TRADUZIONE DELLE FRASI IN DIALETTO MILANESE Ciuccio, Ciappo e Cadreghì Son tre bimbi da pipì, Che hanno fatto per diletto, la casetta del Fiaschetto.
Ciappo or dice, lì per lì "Chi d'adess comandi mi!" Da questo momento, qui, comando io! Mentre Ciuccio, quatto, quatto, Scappa sopra, di soppiatto. Cadreghì invece resta, Fare il Re, è un crepacuore.". La lumaca Beciuccona, Prepotente e gran padrona, Alla porta del Fiaschetto, Bussa tosto, con sospetto: "Cadreghì, amico mio, La Befana sono io, Che regala, ai bimbi buoni, Caramelle e bei torroni.". "Vieni dentro e siedi lì." Dicon Ciappo e Cadreghì: "Non vogliamo zuccherini, Ma soltanto, dei soldini.". Beciuccona urla: "Nooo!" Dei soldini, non vi do!" Poiché siete cattivoni, Io vi suono sculaccioni!". Ed in men che non si dica, Incomincia la fatica: Pin! e pan! sui sederini, Dei tre discoli bambini. Quindi, presa dalla foga, Ella toglie, pur la toga, Poi con cura e gran talento, Sfascia tutto, in un momento. Beciuccona, trista e ria, Preda è ormai di tal follia, Che il Geniaccio suo cattivo, Le consiglia l'esplosivo. Salta in aria il bel Fiaschetto, E' compiuto, un gran dispetto, Ciuccio, Ciappo e Cadreghì, Piangon, forte, tutto il dì. La balorda Beciuccona, Dopo l'ira, torna buona, E si pente del peccato, Dal Demonio, consigliato: "Cadreghì, amici cari, Ho sbagliato e siamo pari: Se il Fiaschetto non c'e più, Colpa è di Belzebù.". Sconquassato, è il bel Fiaschetto, Sono i bimbi senza il tetto, Col seder, a spezzatino, Rovinati per benino.
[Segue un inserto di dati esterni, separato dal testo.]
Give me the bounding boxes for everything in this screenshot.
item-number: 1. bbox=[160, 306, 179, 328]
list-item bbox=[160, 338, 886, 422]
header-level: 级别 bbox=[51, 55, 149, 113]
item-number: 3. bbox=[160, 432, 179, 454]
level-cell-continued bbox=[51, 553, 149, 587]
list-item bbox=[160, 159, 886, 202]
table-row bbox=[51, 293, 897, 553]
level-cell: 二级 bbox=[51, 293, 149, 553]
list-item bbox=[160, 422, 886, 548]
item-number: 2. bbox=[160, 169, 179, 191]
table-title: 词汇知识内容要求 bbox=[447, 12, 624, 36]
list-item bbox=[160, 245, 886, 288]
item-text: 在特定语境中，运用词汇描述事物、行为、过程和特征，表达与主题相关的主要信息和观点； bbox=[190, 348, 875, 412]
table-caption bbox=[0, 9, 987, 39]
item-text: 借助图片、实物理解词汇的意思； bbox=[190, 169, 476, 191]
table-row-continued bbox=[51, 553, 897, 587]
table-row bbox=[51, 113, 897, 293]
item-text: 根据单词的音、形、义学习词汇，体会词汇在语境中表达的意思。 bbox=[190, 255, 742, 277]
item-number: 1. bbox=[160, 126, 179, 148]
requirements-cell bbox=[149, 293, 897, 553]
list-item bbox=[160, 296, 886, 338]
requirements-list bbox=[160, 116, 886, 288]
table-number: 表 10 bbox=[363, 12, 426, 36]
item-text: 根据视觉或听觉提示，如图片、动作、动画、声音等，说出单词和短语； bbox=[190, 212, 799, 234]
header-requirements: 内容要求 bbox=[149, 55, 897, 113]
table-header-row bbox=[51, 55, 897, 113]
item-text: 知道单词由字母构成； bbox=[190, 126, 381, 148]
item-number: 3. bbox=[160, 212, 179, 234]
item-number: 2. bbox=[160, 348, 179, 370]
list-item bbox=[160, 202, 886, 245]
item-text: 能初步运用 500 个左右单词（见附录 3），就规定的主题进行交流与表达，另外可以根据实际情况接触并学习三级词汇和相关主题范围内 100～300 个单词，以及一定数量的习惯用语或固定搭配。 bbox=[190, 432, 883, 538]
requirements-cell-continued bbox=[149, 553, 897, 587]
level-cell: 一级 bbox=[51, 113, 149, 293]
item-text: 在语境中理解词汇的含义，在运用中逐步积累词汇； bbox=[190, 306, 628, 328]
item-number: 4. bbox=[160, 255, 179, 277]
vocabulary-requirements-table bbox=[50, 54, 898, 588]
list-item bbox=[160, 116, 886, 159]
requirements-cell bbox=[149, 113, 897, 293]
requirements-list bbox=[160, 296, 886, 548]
E su tal giornata nera, Scende infine giù la sera: I tre amici per la pelle. Per dormir, han sol le stelle. Mezzanotte, i colpi suona, La foresta or rintrona, Degli stridi e degli urletti, Delle streghe e dei folletti. C'è la Maga Vecchiarosa, Che ripete senza posa, Straparlando sopra un filo: So' la Venere de Milo.". Ecco il perfido Lombrico, Velenoso e assai lubrico Che stecchisce, senza fallo. Col suo occhio, di cristallo. C'è poi, il tonto Polifemo, Che brandendo un grosso remo, Là rimescola un ragù, Dentro il cranio d'Andalù. Pur si notan, senza uguali, Professor dei miei stivali, Ciarlatani con appoggi, Cavalieri e asin'oggi.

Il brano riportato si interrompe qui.